Ultimately I think Valiant’s full wish list for evolvability is a bit much if any non-trivial class is to satisfy the whole thing, and I’d say the lack of completely satisfactory results in the paper is telling.

The most obvious issue to my mind is that distributions which are highly concentrated on a subset of extremely small measure will throw a wrench into reasonable mutation processes: extremely small genotypic mutations (and hence many generations) will be required to tune phenotypes accurately.

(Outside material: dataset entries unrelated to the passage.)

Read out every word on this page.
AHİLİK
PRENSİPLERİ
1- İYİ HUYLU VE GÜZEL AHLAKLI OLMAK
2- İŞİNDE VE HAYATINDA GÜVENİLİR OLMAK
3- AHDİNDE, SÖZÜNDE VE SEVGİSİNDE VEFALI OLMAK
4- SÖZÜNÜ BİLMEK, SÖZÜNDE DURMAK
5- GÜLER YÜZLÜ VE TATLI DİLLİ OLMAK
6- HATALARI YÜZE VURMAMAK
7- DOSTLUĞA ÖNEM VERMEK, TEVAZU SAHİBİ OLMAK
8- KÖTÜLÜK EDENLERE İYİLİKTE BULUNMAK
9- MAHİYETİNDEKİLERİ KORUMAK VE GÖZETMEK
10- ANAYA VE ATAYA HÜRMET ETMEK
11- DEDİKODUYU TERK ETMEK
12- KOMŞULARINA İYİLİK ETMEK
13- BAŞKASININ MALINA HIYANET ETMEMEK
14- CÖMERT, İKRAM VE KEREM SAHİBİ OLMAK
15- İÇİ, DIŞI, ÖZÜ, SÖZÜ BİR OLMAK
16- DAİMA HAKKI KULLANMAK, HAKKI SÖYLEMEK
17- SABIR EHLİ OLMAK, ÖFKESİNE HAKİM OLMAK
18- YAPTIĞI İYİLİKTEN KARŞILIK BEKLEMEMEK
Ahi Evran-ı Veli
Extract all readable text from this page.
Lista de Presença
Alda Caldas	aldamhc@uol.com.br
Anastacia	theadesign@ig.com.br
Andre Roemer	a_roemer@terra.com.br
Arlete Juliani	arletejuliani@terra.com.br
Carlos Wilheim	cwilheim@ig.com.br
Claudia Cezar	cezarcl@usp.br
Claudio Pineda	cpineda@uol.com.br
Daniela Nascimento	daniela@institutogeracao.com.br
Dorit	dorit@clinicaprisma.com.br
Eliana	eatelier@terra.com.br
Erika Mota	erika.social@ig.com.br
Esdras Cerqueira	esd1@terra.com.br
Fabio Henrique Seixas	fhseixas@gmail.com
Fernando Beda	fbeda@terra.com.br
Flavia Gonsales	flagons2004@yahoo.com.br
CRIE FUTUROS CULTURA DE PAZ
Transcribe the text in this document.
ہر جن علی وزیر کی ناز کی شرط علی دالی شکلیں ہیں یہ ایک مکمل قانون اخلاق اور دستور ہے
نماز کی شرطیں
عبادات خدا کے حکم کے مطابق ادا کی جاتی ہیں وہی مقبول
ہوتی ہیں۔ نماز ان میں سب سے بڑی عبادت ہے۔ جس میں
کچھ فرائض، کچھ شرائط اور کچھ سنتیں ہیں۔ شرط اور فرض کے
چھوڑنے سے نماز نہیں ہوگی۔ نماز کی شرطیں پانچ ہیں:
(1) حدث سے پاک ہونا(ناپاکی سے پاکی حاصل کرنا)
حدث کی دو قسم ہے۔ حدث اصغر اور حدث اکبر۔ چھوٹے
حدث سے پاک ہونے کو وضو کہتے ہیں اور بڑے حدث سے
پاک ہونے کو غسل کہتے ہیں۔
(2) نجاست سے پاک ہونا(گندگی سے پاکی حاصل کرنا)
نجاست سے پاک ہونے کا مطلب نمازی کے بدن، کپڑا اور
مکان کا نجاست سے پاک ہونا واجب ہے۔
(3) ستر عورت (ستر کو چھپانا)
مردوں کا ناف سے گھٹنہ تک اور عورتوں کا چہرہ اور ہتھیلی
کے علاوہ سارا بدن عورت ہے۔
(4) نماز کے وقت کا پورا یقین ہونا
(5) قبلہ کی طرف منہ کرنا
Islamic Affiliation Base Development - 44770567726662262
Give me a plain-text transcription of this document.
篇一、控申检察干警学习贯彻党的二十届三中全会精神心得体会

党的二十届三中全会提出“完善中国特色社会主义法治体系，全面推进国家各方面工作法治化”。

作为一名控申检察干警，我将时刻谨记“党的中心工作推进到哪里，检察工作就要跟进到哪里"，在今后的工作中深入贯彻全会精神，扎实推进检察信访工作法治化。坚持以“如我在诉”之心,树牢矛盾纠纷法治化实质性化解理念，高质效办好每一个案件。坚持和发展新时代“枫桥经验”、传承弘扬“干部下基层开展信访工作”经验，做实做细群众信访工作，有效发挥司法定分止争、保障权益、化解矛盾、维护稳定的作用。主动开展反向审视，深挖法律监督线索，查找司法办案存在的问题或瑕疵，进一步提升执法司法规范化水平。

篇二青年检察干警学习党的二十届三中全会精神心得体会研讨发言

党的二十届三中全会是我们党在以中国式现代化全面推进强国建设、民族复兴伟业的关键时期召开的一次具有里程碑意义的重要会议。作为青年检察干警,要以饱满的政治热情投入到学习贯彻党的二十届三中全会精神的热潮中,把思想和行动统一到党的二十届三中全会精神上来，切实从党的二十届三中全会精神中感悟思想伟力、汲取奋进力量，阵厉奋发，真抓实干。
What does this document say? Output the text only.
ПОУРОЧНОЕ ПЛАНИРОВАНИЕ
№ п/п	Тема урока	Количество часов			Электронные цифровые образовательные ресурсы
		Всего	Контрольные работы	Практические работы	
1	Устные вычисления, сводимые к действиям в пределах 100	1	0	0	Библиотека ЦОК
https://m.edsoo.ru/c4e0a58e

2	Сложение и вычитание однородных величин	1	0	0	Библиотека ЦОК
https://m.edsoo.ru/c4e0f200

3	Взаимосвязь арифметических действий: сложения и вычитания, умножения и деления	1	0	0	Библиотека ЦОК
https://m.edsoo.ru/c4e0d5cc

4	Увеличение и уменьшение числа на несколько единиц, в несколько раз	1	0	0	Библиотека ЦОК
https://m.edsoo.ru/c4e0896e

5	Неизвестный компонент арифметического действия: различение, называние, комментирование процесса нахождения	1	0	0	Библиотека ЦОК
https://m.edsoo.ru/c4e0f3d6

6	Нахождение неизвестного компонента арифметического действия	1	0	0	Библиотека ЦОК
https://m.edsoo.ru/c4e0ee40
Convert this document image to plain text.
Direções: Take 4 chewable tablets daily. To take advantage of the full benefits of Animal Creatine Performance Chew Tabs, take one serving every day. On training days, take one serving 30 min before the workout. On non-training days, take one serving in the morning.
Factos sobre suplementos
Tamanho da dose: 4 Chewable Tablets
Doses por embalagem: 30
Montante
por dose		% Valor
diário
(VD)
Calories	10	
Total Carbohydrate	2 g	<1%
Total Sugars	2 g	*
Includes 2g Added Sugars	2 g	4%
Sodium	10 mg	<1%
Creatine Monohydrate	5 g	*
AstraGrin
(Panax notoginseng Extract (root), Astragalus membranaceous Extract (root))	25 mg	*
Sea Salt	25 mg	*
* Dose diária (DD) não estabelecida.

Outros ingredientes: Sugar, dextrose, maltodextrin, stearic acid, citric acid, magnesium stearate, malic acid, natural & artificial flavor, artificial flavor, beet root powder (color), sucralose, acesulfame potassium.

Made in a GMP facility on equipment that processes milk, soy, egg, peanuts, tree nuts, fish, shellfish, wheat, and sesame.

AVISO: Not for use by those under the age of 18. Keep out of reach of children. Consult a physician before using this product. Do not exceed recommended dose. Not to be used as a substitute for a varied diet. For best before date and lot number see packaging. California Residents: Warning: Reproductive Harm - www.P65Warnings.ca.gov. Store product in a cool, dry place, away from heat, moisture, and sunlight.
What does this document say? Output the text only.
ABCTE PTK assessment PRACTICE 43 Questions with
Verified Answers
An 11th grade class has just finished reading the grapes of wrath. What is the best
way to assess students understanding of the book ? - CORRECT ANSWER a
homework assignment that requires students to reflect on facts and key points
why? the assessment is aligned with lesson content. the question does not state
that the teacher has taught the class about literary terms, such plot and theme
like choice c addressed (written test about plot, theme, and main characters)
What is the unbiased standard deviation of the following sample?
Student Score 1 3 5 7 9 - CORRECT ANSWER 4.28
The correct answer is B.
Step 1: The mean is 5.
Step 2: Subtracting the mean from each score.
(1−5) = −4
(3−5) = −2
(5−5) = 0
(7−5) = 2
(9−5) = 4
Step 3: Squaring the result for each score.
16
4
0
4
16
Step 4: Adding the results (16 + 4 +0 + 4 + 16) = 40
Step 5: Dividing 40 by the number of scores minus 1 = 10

A reasonable relaxation of “evolvable over any distribution” should take such concentration of measure into account, perhaps only considering distributions which never differ from the uniform distribution (continuous or discrete version, as appropriate) by more than a constant multiplicative factor {c} in their probability density/mass functions. Perhaps all relevant bounds on {s}, {1/t}, {g} and so forth should be required to depend only polynomially on {c} and {1/c} as well. This unfortunately complicates the already large definition, but I do suspect something like this is necessary.


  1. One might still try to evolve parity functions with some richer class {H\supseteq C}, where the argument we give no longer holds. Valiant’s full argument is slightly more sophisticated: it points out that evolvability under any representation class {H} implies learnability in the Statistical Query model, which is a weaker version of PAC in which parity functions are famously not learnable.